Der schleichende Kistenschlepper
Arbeitsplätze. In den Werken von BMW und Mercedes sollen humanoide Roboter zeigen, ob sie die besseren Angestellten sind. Der KURIER hat nachgefragt, ob die Maschinen uns schon ersetzen können
Weißer Klavierlack, auf Hochglanz poliert. An der Front prangt der MercedesStern. In der Fabrik des deutschen Autobauers läuft nicht etwa ein neuer Pkw vom Band, sondern ein Roboter herum. Seine Kamera-Augen finden Fehler, die Menschen nicht wahrnehmen. Sein Antriebssystem ist stärker als Muskeln. Er wird nie krank und braucht keinen Urlaub. Seine Aufgabe: Im Schleichtempo Kisten tragen, was ein menschlicher Arbeiter fünffach so flott könnte. Sollen uns diese humanoiden Roboter wirklich ersetzen oder ist das alles bloß eine utopische Hochglanz-Werbekampagne?
„Die Entwicklung geht gerade sehr rasant“, sagt Christian Ott, der an der TU Wien zu humanoiden Robotern forscht. Grund dafür ist nicht ein technischer Durchbruch, sondern der Automobilkonzern Tesla. 2021 kündigte CEO Elon Musk mit Pauken und Fanfaren an, Roboter bauen zu wollen. Dadurch stieg das Interesse bei anderen Autobauern und es folgten millionenschwere Investitionen. Der Geldsegen ermöglichte es plötzlich, dass die Roboter-Entwickler mehr Risiko bei den teuren Maschinen eingehen und diese für den Fortschritt auch mal kaputt gehen lassen konnten. Die sprunghafte Entwicklung von Künstlicher Intelligenz half zudem, die Fähigkeiten der Roboter zu verbessern.
Präzise, aber langsam
Der Einsatz in Fabriken vermittelt den Eindruck, die Technologie sei schon ausgereift. Die Roboter können Bewegungsabläufe immer exakt gleich und präzise ausführen und verlieren nie ihre Konzentration.
Aber die Nachteile überwiegen. Sie können laut Ott zwar schwere Objekte heben, dann aber nicht oder nur gemächlich gehen. Machen sie langsame Schritte, kann sie der kleinste Fehltritt aus dem Gleichgewicht bringen. Mit schnellen Tippelschritten meistern sie unebenes Terrain, sind aber weniger belastbar. „Das Reagieren auf unerwartete Situationen und eine sich ständig ändernde Umgebung ist eine der größten Einschränkungen“, erklärt der Forscher.
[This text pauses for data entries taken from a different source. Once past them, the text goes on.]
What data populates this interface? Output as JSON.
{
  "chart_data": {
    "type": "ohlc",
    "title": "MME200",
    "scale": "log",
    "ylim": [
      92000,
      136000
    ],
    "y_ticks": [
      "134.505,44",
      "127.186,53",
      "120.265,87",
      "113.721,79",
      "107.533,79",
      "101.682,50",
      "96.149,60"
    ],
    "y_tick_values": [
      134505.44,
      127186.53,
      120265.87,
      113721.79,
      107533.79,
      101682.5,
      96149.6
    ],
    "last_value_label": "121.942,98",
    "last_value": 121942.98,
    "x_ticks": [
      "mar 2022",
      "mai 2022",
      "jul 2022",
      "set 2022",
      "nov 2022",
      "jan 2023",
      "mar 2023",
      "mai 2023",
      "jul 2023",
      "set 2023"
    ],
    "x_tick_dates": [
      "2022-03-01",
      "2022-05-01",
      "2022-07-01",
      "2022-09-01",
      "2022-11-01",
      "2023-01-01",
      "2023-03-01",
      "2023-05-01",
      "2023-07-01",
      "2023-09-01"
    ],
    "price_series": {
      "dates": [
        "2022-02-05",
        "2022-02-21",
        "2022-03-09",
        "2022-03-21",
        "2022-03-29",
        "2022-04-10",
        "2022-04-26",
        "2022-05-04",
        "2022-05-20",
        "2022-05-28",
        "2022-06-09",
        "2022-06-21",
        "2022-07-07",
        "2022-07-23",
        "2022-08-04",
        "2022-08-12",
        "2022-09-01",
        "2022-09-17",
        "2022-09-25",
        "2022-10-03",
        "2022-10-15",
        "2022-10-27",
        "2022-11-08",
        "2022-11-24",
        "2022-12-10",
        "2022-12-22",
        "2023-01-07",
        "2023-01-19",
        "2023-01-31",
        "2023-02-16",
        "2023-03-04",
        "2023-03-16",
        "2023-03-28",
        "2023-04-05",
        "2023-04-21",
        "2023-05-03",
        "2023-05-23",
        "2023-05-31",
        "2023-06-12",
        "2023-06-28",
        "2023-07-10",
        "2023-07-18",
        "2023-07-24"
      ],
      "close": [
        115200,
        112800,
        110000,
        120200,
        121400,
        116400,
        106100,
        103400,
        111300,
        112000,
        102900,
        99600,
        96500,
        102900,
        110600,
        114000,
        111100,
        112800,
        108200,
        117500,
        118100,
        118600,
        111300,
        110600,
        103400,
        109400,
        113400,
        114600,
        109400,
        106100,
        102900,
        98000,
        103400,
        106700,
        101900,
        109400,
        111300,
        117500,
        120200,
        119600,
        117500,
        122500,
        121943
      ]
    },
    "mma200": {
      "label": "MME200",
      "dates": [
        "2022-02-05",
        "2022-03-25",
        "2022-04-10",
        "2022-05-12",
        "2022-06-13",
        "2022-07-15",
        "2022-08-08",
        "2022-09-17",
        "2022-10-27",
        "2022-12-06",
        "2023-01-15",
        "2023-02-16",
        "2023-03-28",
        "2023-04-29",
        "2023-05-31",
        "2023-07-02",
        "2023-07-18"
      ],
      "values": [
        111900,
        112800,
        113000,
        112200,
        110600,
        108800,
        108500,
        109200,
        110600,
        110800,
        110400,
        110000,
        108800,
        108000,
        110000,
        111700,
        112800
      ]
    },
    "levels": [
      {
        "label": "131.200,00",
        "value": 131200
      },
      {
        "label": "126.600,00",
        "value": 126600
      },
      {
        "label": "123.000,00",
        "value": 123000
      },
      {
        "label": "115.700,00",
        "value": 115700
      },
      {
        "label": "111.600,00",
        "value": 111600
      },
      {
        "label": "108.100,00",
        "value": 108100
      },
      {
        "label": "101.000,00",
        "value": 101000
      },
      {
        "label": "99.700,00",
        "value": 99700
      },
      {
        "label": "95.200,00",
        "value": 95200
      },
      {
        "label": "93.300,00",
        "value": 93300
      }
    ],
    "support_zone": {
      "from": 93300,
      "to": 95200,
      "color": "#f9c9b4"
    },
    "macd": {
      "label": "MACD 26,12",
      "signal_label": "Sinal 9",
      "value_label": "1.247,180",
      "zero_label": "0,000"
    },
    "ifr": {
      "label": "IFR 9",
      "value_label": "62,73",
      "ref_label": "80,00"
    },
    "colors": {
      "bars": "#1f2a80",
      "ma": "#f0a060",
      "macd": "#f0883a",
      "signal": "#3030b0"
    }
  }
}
Menschen können instinktiv Halt suchen, wenn sie aus dem Gleichgewicht geraten, etwa indem sie ein Geländer greifen. Ein Roboter hat keine Reflexe und fällt im schlimmsten Fall einfach um. Geht er dabei kaputt, fehlt er als Arbeitskraft und muss repariert oder ersetzt werden.
Kostenfrage
Noch ist das sehr teuer. Die von Amazon in Warenhäusern eingesetzten Roboter „Digit“kosten je 250.000 Dollar, was laut Amazon einem Stundenlohn von zehn bis zwölf Dollar entspricht. Sie gehen aber davon aus, die Kosten auf drei Dollar drücken zu können. Der Roboter „Apollo“, der von Mercedes getestet wird, soll irgendwann nur noch 50.000 Dollar kosten. Ihre Wirtschaftlichkeit hängt von vielen Fragen ab: Wie wartungsintensiv sind die Roboter? Wie lange hält der Akku? Was können sie ohne menschliche Aufsicht?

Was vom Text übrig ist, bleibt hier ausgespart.